このホルモンバランスの乱れが、更年期障害を引き起こします。
更年期障害の症状
全身症状
- ほてり(顔がほてる・ホットフラッシュ)
- のぼせ(顔がのぼせる)
- 胸の痛み(乳房の痛み・動悸)
- 脈が早まる
- 多汗(大量の汗(顔から汗が止まらない)・スウェッティング)
- めまい・ふらつき・耳鳴り
- 体がだるい(倦怠感)・疲れやすい
- 肥満(太る)
- やせ
- むくみ(むくむ)
- 頭痛・頭が重い
- 冷え
- 頻尿・尿もれ
- 抜け毛・薄毛
精神的症状
- イライラ
- 不安
- うつ
- 神経質
- 睡眠障害(眠い・不眠)
- 意欲低下
- 物忘れがひどくなる(記憶力の低下)
消化器系の症状
- 吐き気
- 嘔吐
- 食欲不振
- 喉が渇く
- 口の中が渇く(唾液が減る)
運動器官系の症状
- 肩こり
- 腰痛
- 手足のしびれ
生殖器系の症状
- 月経異常(生理不順・月経不順)
- 不正出血
更年期指数(SMI)の簡易チェック表です。こちらからダウンロードしてご利用ください。
※あくまでも簡易チェック表なので、正しい診断を受ける場合は1度ご来院ください。
更年期障害の治療
ホルモン療法
HRTや低用量ピルなどを使って、ホルモン療法を行います。更年期障害の原因とされている女性ホルモン「エストロゲン」を補うことができるので、症状が緩和される他、肌荒れやニキビの改善などにも効果があります。この治療法は、更年期障害だけではなく、女性ホルモン不足が原因とされているすべての疾患で有効です。しかし、薬の副作用として血栓症のリスクがあり、注意しなければなりません。
漢方薬療法
漢方薬療法は西洋薬とは異なり、自身の自然治癒力を高めたり、体質の改善を図る生薬ですので、更年期障害をはじめとした不定愁訴が多い女性疾患には非常に有効な治療法です。更年期障害は人によってあらわれる症状が異なりますので、まずはお話をお伺いして、症状に適した漢方薬を処方いたします。ピルに比べて副作用が出にくいので、お勧めです。
プラセンタ療法
プラセンタとは英語で胎盤のこと。

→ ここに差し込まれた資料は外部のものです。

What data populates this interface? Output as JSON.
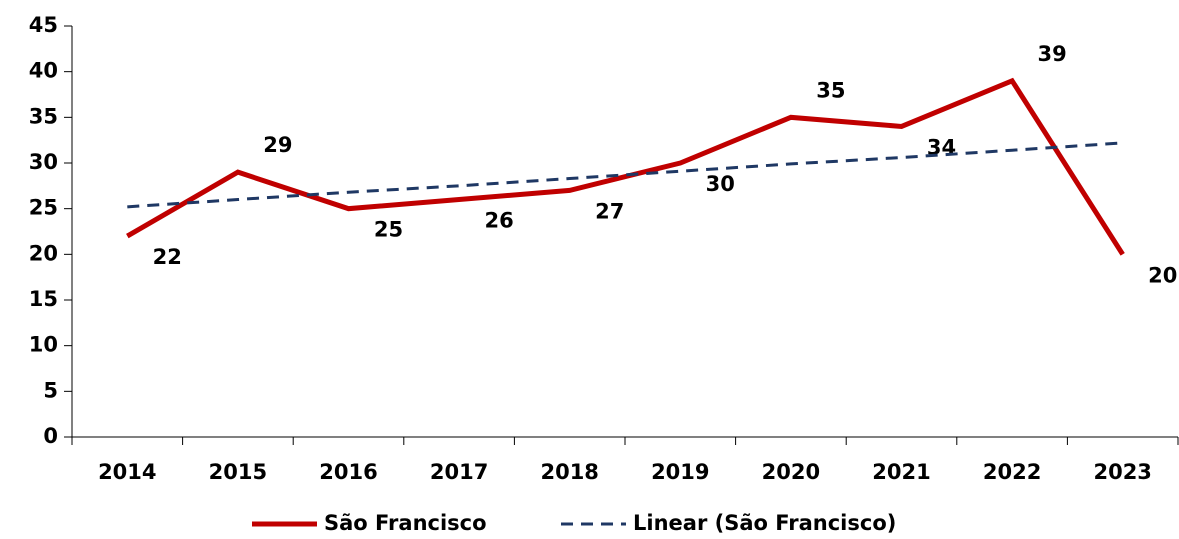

胎児の発育に必要不可欠なものです。受精卵をわずか10ヶ月程度で約3kgの赤ちゃんにまで育て上げるために、様々な栄養素や生理活性物質が豊富に存在する組織です。そのため、更年期障害、様々な症状・疾患に効果があるとされています。プラセンタ療法の最大の特徴は、症状や疾患を直接治すのではなく、自然治癒力の増大です。体の不調を慢性化させない自然薬として注目を集めています。
当院で使用するプラセンタは、肝炎やエイズなどの感染のない健康なヒトの胎盤のみを原料としています。また、ウィルスや細菌は、121度という高温で60分間滅菌し、徹底的に排除しています。
サプリメント療法
大豆イソフラボンが女性の健康に有用であることはよく知られています。大豆イソフラボンは腸内細菌によってエクオールという成分に代謝されます。エクオールには、女性ホルモンであるエストロゲンに似た働き、抗酸化作用などの効果があります。体内のエクオール量が多い人は、少ない人に比べて更年期症状が出るリスクが100分の7に減少するという研究結果もあります。当院では、このエクオールを適量摂取することが可能なサプリメントを取り扱っております。